Let var stand for a signed vector (library IEEE.NUMERIC_STD.ALL) of size m.

Let foo be another variable of type std_logic_vector(n-1 downto 0), where n is smaller than m.

I want to concatenate a '0' left of foo, then pad it with zeroes in its right until it size is m and then store the result in var.

I tried

rdsor <= signed('0' & divisor & others=>'0');

But Xilinx complains with the following message on synthesis:

Syntax error near "others".

How do I do what I want?


Solution

  • Assuming rdsor is equivalent to your theoretical var and divisor equivalent to foo you could use two assignments in a process statement:

    library ieee;
    use ieee.std_logic_1164.all;
    use ieee.numeric_std.all;
    
    entity jsevillamol is
    end entity;
    
    architecture fum of jsevillamol is
        constant M:     natural := 42;
        constant N:     natural := 23;
        signal rdsor:   signed (M - 1 downto 0);
        signal divisor: std_logic_vector (N - 1 downto 0);
    begin
        -- rdsor <= signed('0' & divisor & others=>'0');
        process (divisor)
        begin
            rdsor <= (others => '0');
            rdsor (rdsor'LEFT downto rdsor'LEFT - divisor'LENGTH) 
                <= signed('0' & divisor);
        end process;
    end architecture;
    

    This works because each element of rdsor is a separate signal and there is only one value for any particular time in a projected output waveform.
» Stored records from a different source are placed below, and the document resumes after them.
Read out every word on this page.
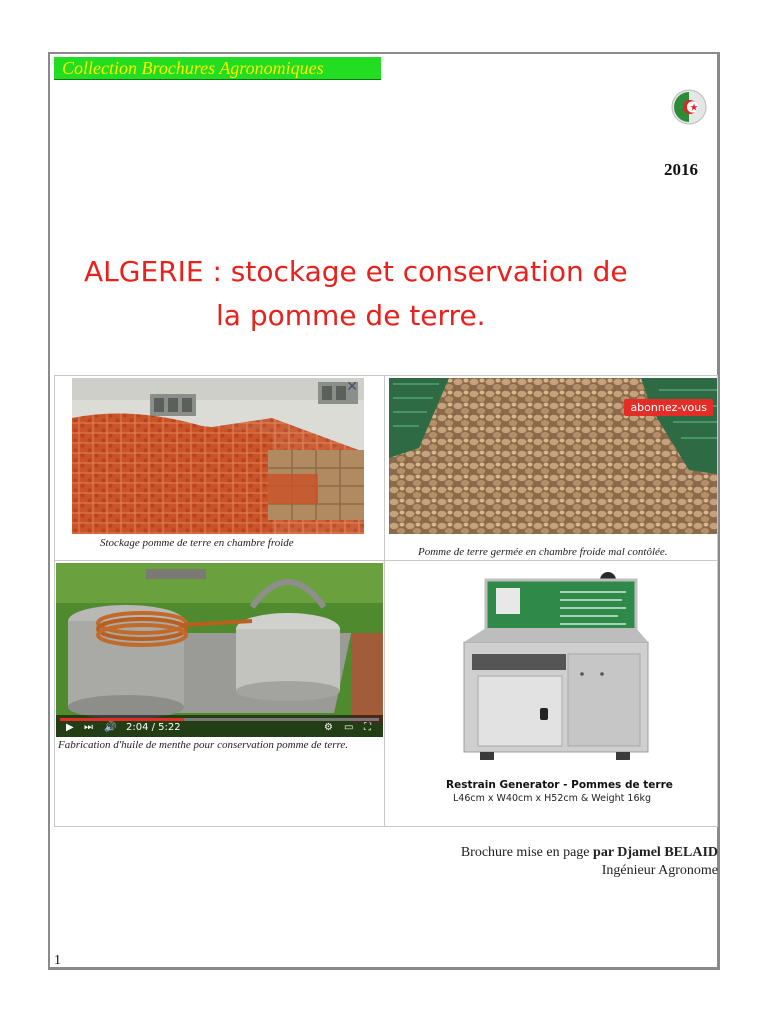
Collection Brochures Agronomiques
2016
ALGERIE : stockage et conservation de
la pomme de terre.
✕
Stockage pomme de terre en chambre froide
abonnez-vous
Pomme de terre germée en chambre froide mal contôlée.
▶ ⏭ 🔊 2:04 / 5:22	⚙ ▭ ⛶
Fabrication d'huile de menthe pour conservation pomme de terre.
Restrain Generator - Pommes de terre
L46cm x W40cm x H52cm & Weight 16kg
Brochure mise en page par Djamel BELAID
Ingénieur Agronome
1
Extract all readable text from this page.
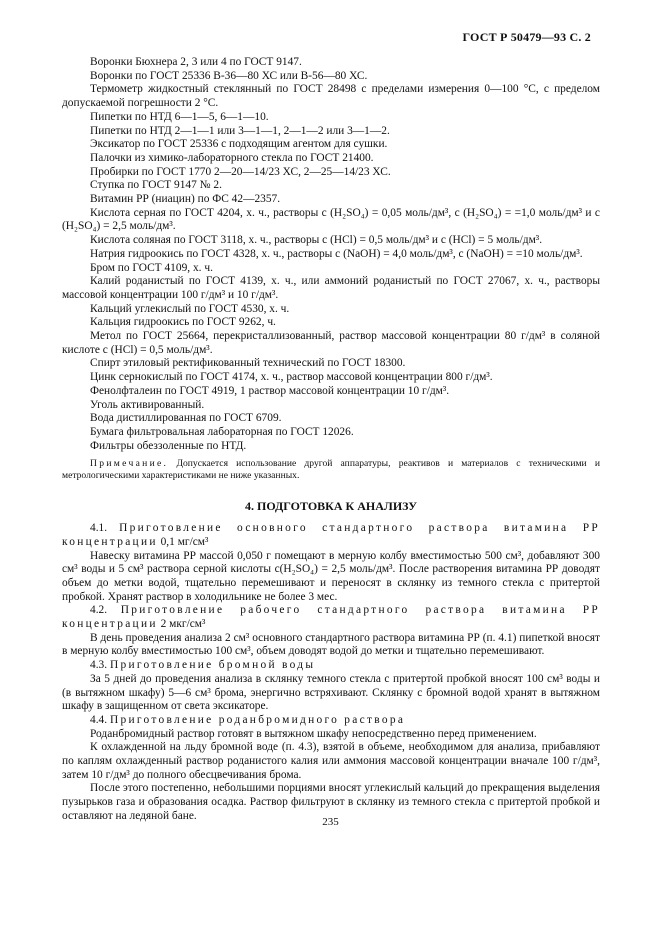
ГОСТ Р 50479—93 С. 2

Воронки Бюхнера 2, 3 или 4 по ГОСТ 9147.

Воронки по ГОСТ 25336 В-36—80 ХС или В-56—80 ХС.

Термометр жидкостный стеклянный по ГОСТ 28498 с пределами измерения 0—100 °С, с пределом допускаемой погрешности 2 °С.

Пипетки по НТД 6—1—5, 6—1—10.

Пипетки по НТД 2—1—1 или 3—1—1, 2—1—2 или 3—1—2.

Эксикатор по ГОСТ 25336 с подходящим агентом для сушки.

Палочки из химико-лабораторного стекла по ГОСТ 21400.

Пробирки по ГОСТ 1770 2—20—14/23 ХС, 2—25—14/23 ХС.

Ступка по ГОСТ 9147 № 2.

Витамин РР (ниацин) по ФС 42—2357.

Кислота серная по ГОСТ 4204, х. ч., растворы c (H₂SO₄) = 0,05 моль/дм³, c (H₂SO₄) = =1,0 моль/дм³ и c (H₂SO₄) = 2,5 моль/дм³.

Кислота соляная по ГОСТ 3118, х. ч., растворы c (HCl) = 0,5 моль/дм³ и c (HCl) = 5 моль/дм³.

Натрия гидроокись по ГОСТ 4328, х. ч., растворы c (NaOH) = 4,0 моль/дм³, c (NaOH) = =10 моль/дм³.

Бром по ГОСТ 4109, х. ч.

Калий роданистый по ГОСТ 4139, х. ч., или аммоний роданистый по ГОСТ 27067, х. ч., растворы массовой концентрации 100 г/дм³ и 10 г/дм³.

Кальций углекислый по ГОСТ 4530, х. ч.

Кальция гидроокись по ГОСТ 9262, ч.

Метол по ГОСТ 25664, перекристаллизованный, раствор массовой концентрации 80 г/дм³ в соляной кислоте c (HCl) = 0,5 моль/дм³.

Спирт этиловый ректификованный технический по ГОСТ 18300.

Цинк сернокислый по ГОСТ 4174, х. ч., раствор массовой концентрации 800 г/дм³.

Фенолфталеин по ГОСТ 4919, 1 раствор массовой концентрации 10 г/дм³.

Уголь активированный.

Вода дистиллированная по ГОСТ 6709.

Бумага фильтровальная лабораторная по ГОСТ 12026.

Фильтры обеззоленные по НТД.

Примечание. Допускается использование другой аппаратуры, реактивов и материалов с техническими и метрологическими характеристиками не ниже указанных.

4. ПОДГОТОВКА К АНАЛИЗУ

4.1. Приготовление основного стандартного раствора витамина РР концентрации 0,1 мг/см³

Навеску витамина РР массой 0,050 г помещают в мерную колбу вместимостью 500 см³, добавляют 300 см³ воды и 5 см³ раствора серной кислоты c(H₂SO₄) = 2,5 моль/дм³. После растворения витамина РР доводят объем до метки водой, тщательно перемешивают и переносят в склянку из темного стекла с притертой пробкой. Хранят раствор в холодильнике не более 3 мес.

4.2. Приготовление рабочего стандартного раствора витамина РР концентрации 2 мкг/см³

В день проведения анализа 2 см³ основного стандартного раствора витамина РР (п. 4.1) пипеткой вносят в мерную колбу вместимостью 100 см³, объем доводят водой до метки и тщательно перемешивают.

4.3. Приготовление бромной воды

За 5 дней до проведения анализа в склянку темного стекла с притертой пробкой вносят 100 см³ воды и (в вытяжном шкафу) 5—6 см³ брома, энергично встряхивают. Склянку с бромной водой хранят в вытяжном шкафу в защищенном от света эксикаторе.

4.4. Приготовление роданбромидного раствора

Роданбромидный раствор готовят в вытяжном шкафу непосредственно перед применением.

К охлажденной на льду бромной воде (п. 4.3), взятой в объеме, необходимом для анализа, прибавляют по каплям охлажденный раствор роданистого калия или аммония массовой концентрации вначале 100 г/дм³, затем 10 г/дм³ до полного обесцвечивания брома.

После этого постепенно, небольшими порциями вносят углекислый кальций до прекращения выделения пузырьков газа и образования осадка. Раствор фильтруют в склянку из темного стекла с притертой пробкой и оставляют на ледяной бане.

235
By not providing an after time_expression in the waveform element of the second assignment the elements of rdsor slice will be assigned the second assignments expression values. (The elements of the first assignment are supplanted by the second). This method of overwriting the projected output waveform is commonly used in providing default values prior to incomplete condition coverage with if statements.

    This example analyzes, elaborates and simulates, while doing nothing interesting it demonstrates index ranges are constructed properly.

    Notice it avoids the issue of concatenation versus aggregation brought up by Matthew Taylor's answer.

    For a single signal assignment in a method not sensitive to tool VHDL revision:

    architecture fie of jsevillamol is
        constant M:     natural := 42;
        constant N:     natural := 23;
        signal rdsor:   signed (M - 1 downto 0);
        signal divisor: std_logic_vector (N - 1 downto 0);
        subtype other is signed (rdsor'LEFT - divisor'LENGTH - 1 downto 0);
    begin
        -- rdsor <= signed('0' & divisor & others=>'0');
        rdsor <= '0' & signed(divisor)  &  other'(others => '0');
    end architecture;
    

    This uses concatenation and subsumes the others into an aggregate. There's a subtype declaration for the trailing '0's portion to allow the aggregate expression to be the target of a qualified expression.

    This architecture also analyzes, elaborates and simulates proving index arithmetic is correct.